This book catalogues the rise of Putin, after first detailing the general history of Russian democratic politics of the 1990s. Putin was more or less installed in 2000 with the retirement and soon thereafter death of Boris Yeltsyn. Putin had styled himself as a lawful state bureaucrat who could be trusted to shepherd the Russian government in the time of great transition. Some five or so years later, his personal wealth completely appropriated either from state means or through state means from private citizens would be somewhere around 40 billion estimated, and he would already have foreseen the highly public extrajudicial deaths of terrorists holding Russian citizens hostages, often with many or most of the hostages as well. Like many authoritarians, the seeds of his own downfall seem present at the beginning and facing democratic disaster at the end of the book, he seems poised to fall soon.
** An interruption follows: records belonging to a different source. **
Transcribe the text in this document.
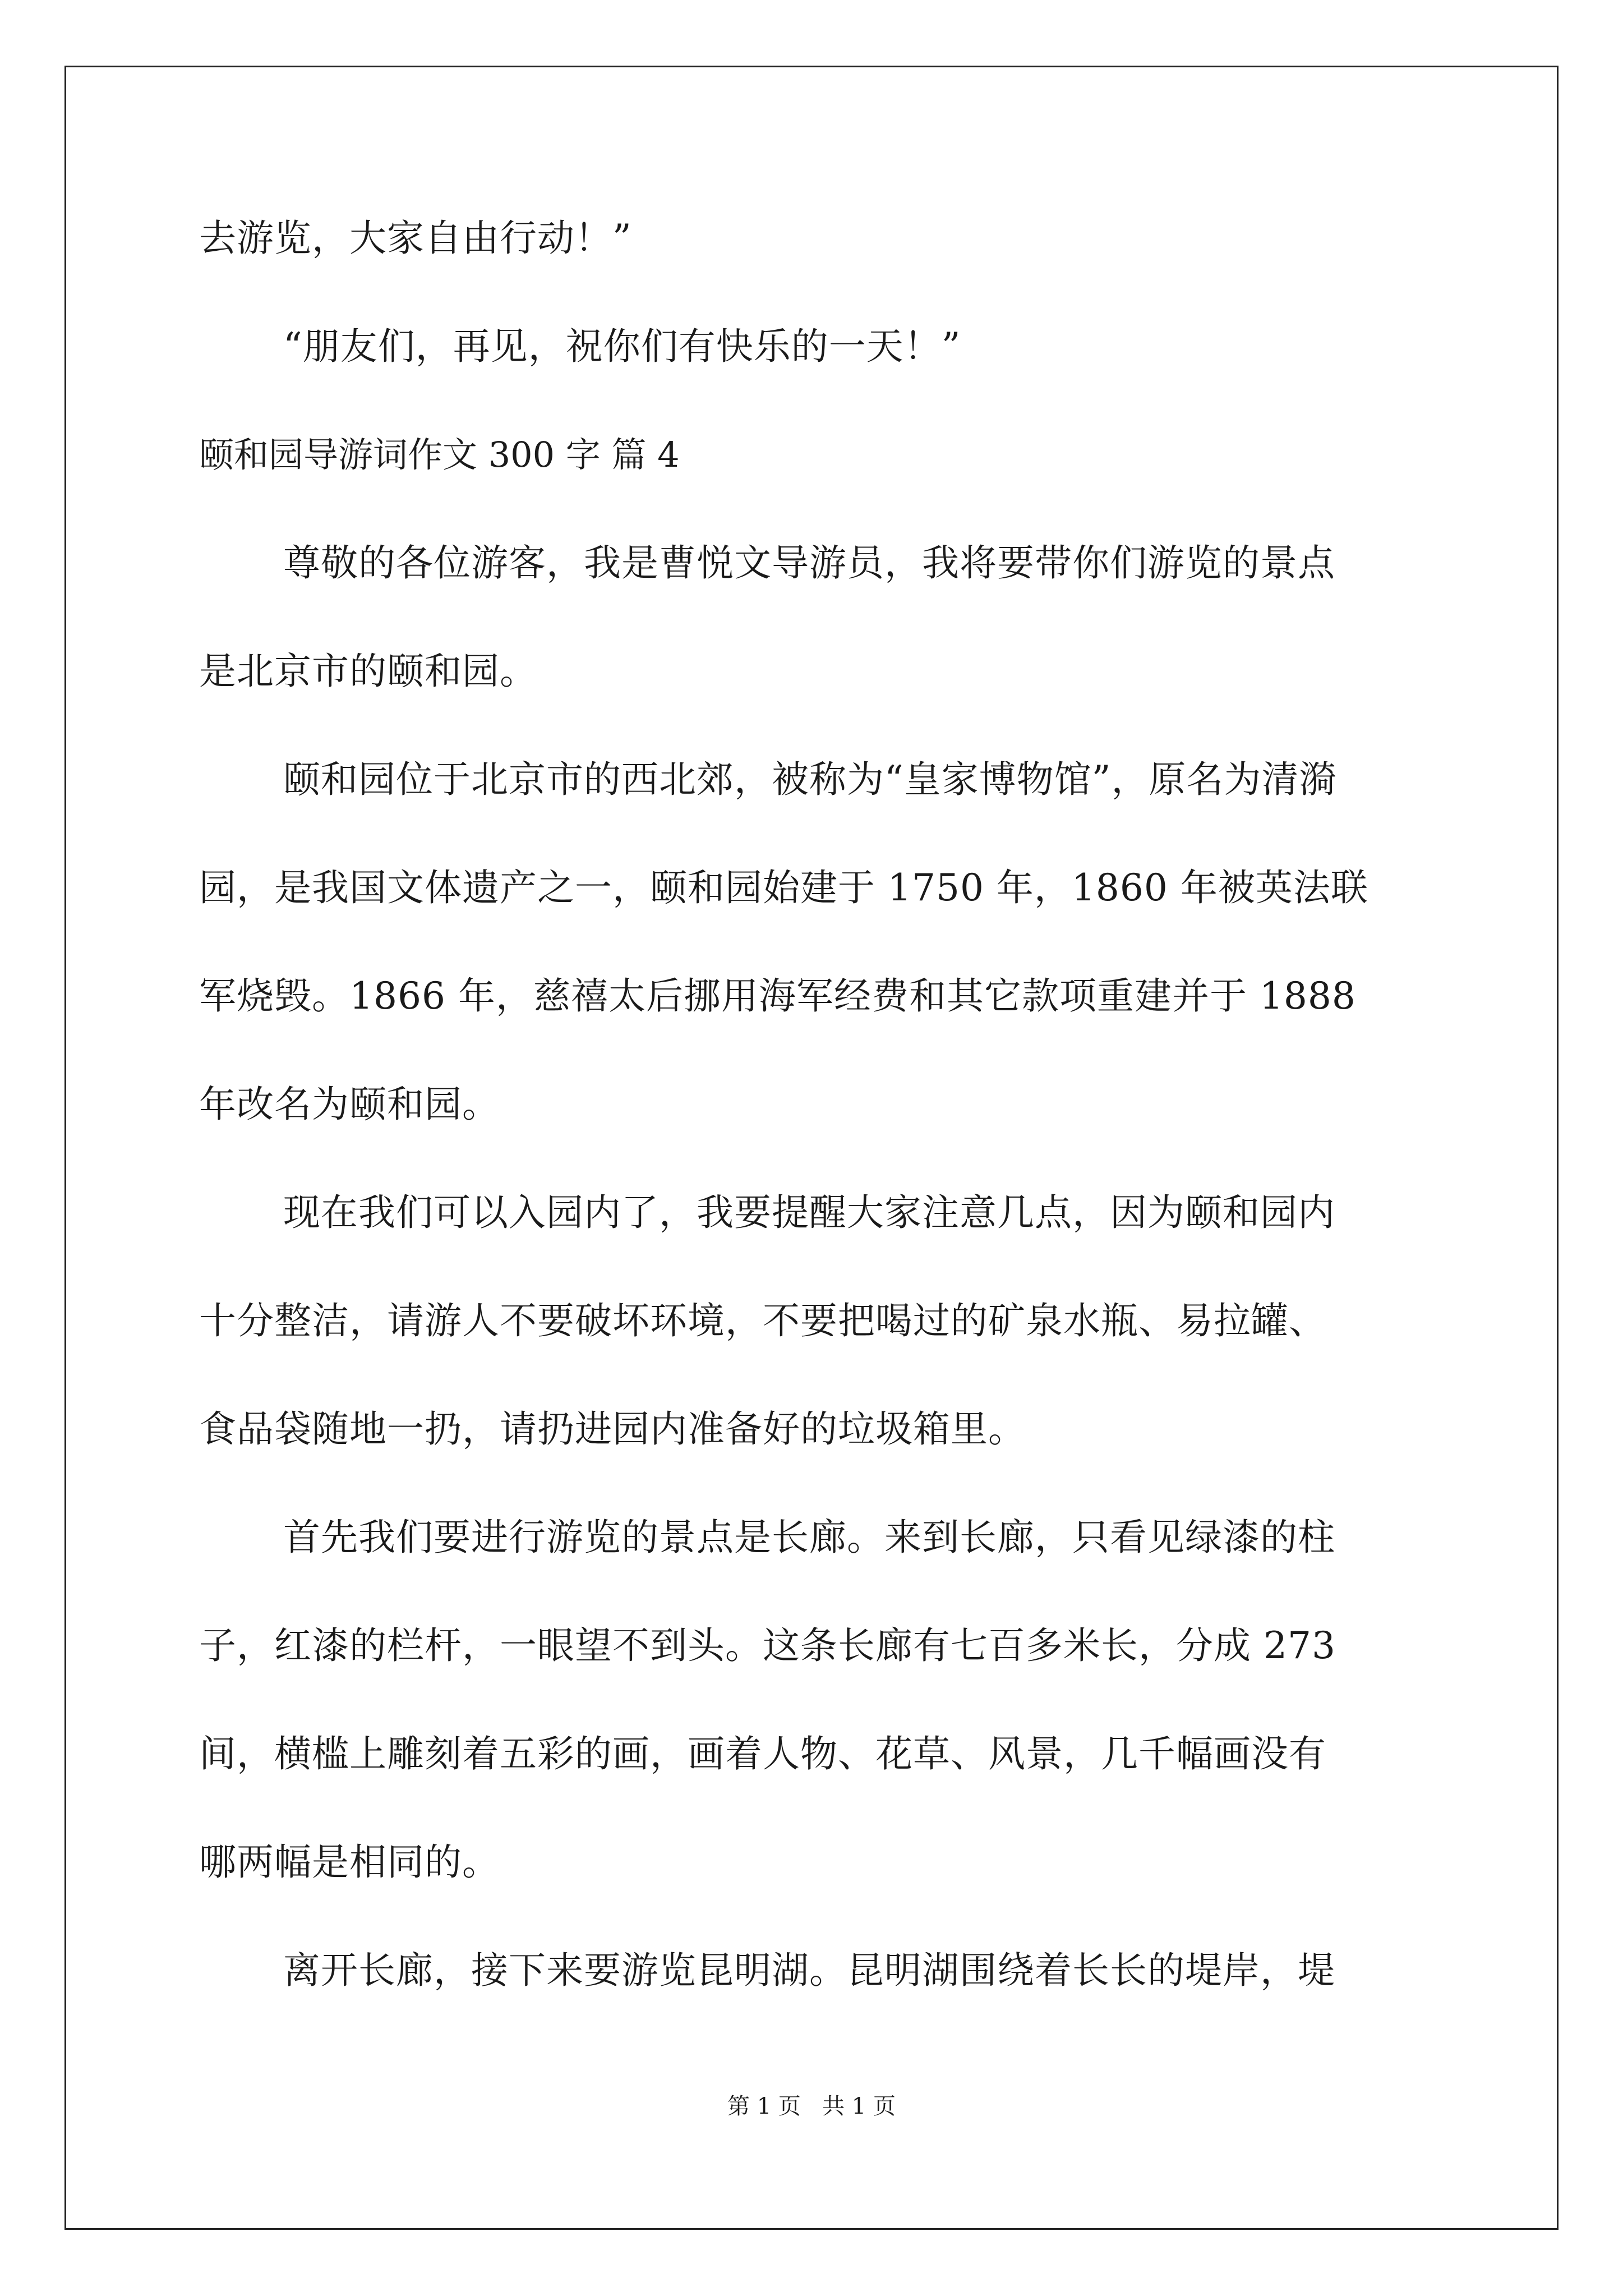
去游览，大家自由行动！”

“朋友们，再见，祝你们有快乐的一天！”

颐和园导游词作文 300 字 篇 4

尊敬的各位游客，我是曹悦文导游员，我将要带你们游览的景点

是北京市的颐和园。

颐和园位于北京市的西北郊，被称为“皇家博物馆”，原名为清漪

园，是我国文体遗产之一，颐和园始建于 1750 年，1860 年被英法联

军烧毁。1866 年，慈禧太后挪用海军经费和其它款项重建并于 1888

年改名为颐和园。

现在我们可以入园内了，我要提醒大家注意几点，因为颐和园内

十分整洁，请游人不要破坏环境，不要把喝过的矿泉水瓶、易拉罐、

食品袋随地一扔，请扔进园内准备好的垃圾箱里。

首先我们要进行游览的景点是长廊。来到长廊，只看见绿漆的柱

子，红漆的栏杆，一眼望不到头。这条长廊有七百多米长，分成 273

间，横槛上雕刻着五彩的画，画着人物、花草、风景，几千幅画没有

哪两幅是相同的。

离开长廊，接下来要游览昆明湖。昆明湖围绕着长长的堤岸，堤

第 1 页   共 1 页
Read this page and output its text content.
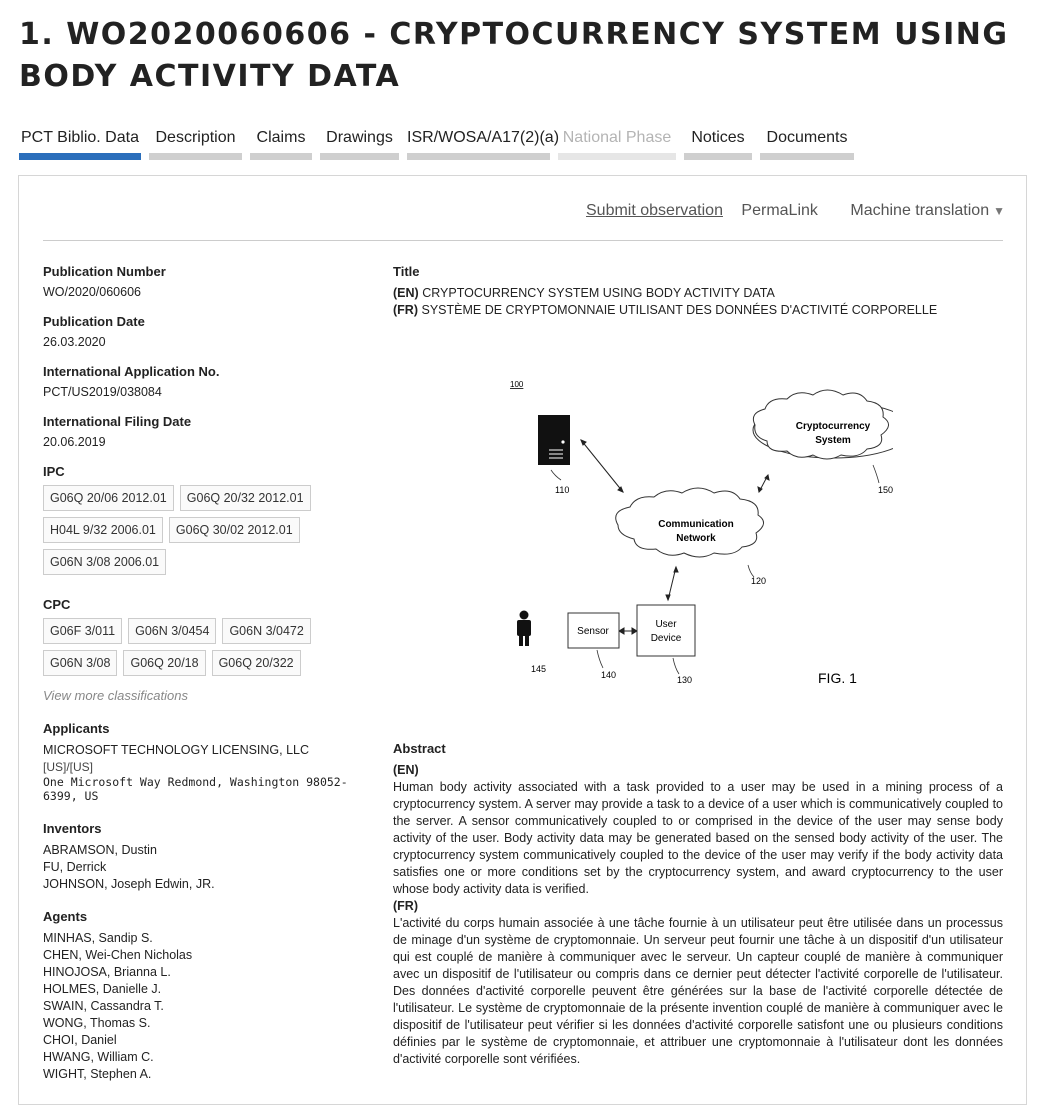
1. WO2020060606 - CRYPTOCURRENCY SYSTEM USING BODY ACTIVITY DATA
PCT Biblio. Data	Description	Claims	Drawings ISR/WOSA/A17(2)(a) National Phase	Notices	Documents
Submit observation PermaLink Machine translation ▼
Publication Number
WO/2020/060606
Publication Date
26.03.2020
International Application No.
PCT/US2019/038084
International Filing Date
20.06.2019
IPC
G06Q 20/06 2012.01	G06Q 20/32 2012.01
H04L 9/32 2006.01	G06Q 30/02 2012.01
G06N 3/08 2006.01
CPC
G06F 3/011	G06N 3/0454	G06N 3/0472
G06N 3/08	G06Q 20/18	G06Q 20/322
View more classifications
Applicants
MICROSOFT TECHNOLOGY LICENSING, LLC
[US]/[US]
One Microsoft Way Redmond, Washington 98052-6399, US
Inventors
ABRAMSON, Dustin
FU, Derrick
JOHNSON, Joseph Edwin, JR.
Agents
MINHAS, Sandip S.
CHEN, Wei-Chen Nicholas
HINOJOSA, Brianna L.
HOLMES, Danielle J.
SWAIN, Cassandra T.
WONG, Thomas S.
CHOI, Daniel
HWANG, William C.
WIGHT, Stephen A.
Title
(EN) CRYPTOCURRENCY SYSTEM USING BODY ACTIVITY DATA
(FR) SYSTÈME DE CRYPTOMONNAIE UTILISANT DES DONNÉES D'ACTIVITÉ CORPORELLE
100
110
Cryptocurrency
System
150
Communication
Network
120
145
Sensor
140
User
Device
130	FIG. 1
Abstract
(EN)
Human body activity associated with a task provided to a user may be used in a mining process of a cryptocurrency system. A server may provide a task to a device of a user which is communicatively coupled to the server. A sensor communicatively coupled to or comprised in the device of the user may sense body activity of the user. Body activity data may be generated based on the sensed body activity of the user. The cryptocurrency system communicatively coupled to the device of the user may verify if the body activity data satisfies one or more conditions set by the cryptocurrency system, and award cryptocurrency to the user whose body activity data is verified.
(FR)
L'activité du corps humain associée à une tâche fournie à un utilisateur peut être utilisée dans un processus de minage d'un système de cryptomonnaie. Un serveur peut fournir une tâche à un dispositif d'un utilisateur qui est couplé de manière à communiquer avec le serveur. Un capteur couplé de manière à communiquer avec un dispositif de l'utilisateur ou compris dans ce dernier peut détecter l'activité corporelle de l'utilisateur. Des données d'activité corporelle peuvent être générées sur la base de l'activité corporelle détectée de l'utilisateur. Le système de cryptomonnaie de la présente invention couplé de manière à communiquer avec le dispositif de l'utilisateur peut vérifier si les données d'activité corporelle satisfont une ou plusieurs conditions définies par le système de cryptomonnaie, et attribuer une cryptomonnaie à l'utilisateur dont les données d'activité corporelle sont vérifiées.
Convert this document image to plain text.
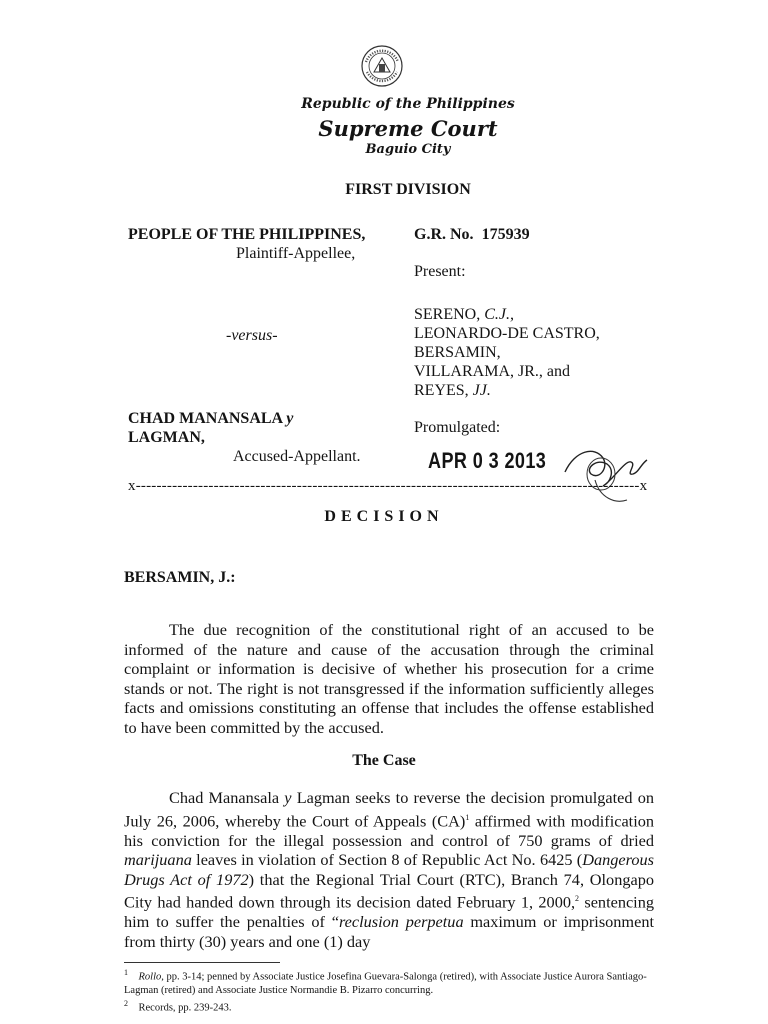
Republic of the Philippines
Supreme Court
Baguio City
FIRST DIVISION
PEOPLE OF THE PHILIPPINES,
Plaintiff-Appellee,
-versus-
CHAD MANANSALA y
LAGMAN,
Accused-Appellant.
G.R. No. 175939
Present:
SERENO, C.J.,
LEONARDO-DE CASTRO,
BERSAMIN,
VILLARAMA, JR., and
REYES, JJ.
Promulgated:
APR 0 3 2013
x-------------------------------------------------------------------------------------------------x
DECISION
BERSAMIN, J.:

The due recognition of the constitutional right of an accused to be informed of the nature and cause of the accusation through the criminal complaint or information is decisive of whether his prosecution for a crime stands or not. The right is not transgressed if the information sufficiently alleges facts and omissions constituting an offense that includes the offense established to have been committed by the accused.

The Case

Chad Manansala y Lagman seeks to reverse the decision promulgated on July 26, 2006, whereby the Court of Appeals (CA)$^1$ affirmed with modification his conviction for the illegal possession and control of 750 grams of dried marijuana leaves in violation of Section 8 of Republic Act No. 6425 (Dangerous Drugs Act of 1972) that the Regional Trial Court (RTC), Branch 74, Olongapo City had handed down through its decision dated February 1, 2000,$^2$ sentencing him to suffer the penalties of “reclusion perpetua maximum or imprisonment from thirty (30) years and one (1) day

$^1$ Rollo, pp. 3-14; penned by Associate Justice Josefina Guevara-Salonga (retired), with Associate Justice Aurora Santiago-Lagman (retired) and Associate Justice Normandie B. Pizarro concurring.

$^2$ Records, pp. 239-243.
That was in 2010, but a 2012 update, and of course the subsequent 10 years after, have proven that this was a too hasty prediction based on decent analysis, but not knowing yet the ways in which Putin would weaponize anti-LGBTQ propagranda and border wars to cement his power, as well as his beomcing an international player in election disruption in the US, UK, and Europe. This book is written with a passionate intensity and a glimmer of hope, which is considerably crushed by the end and by the present tense.
The Man Without a Face
The Man Without a Face: The Unlikely Rise of Vladimir Putin by Masha Gessen
I obviously should have read this book before I read Masha Gessen’s other book The Future is History, as that one ends up being a kind of sequel to this one, but alas. Having also read Timothy Snyder’s The Road to Unfreedom also acts as a kind of accidental primer for this one, but in reverse.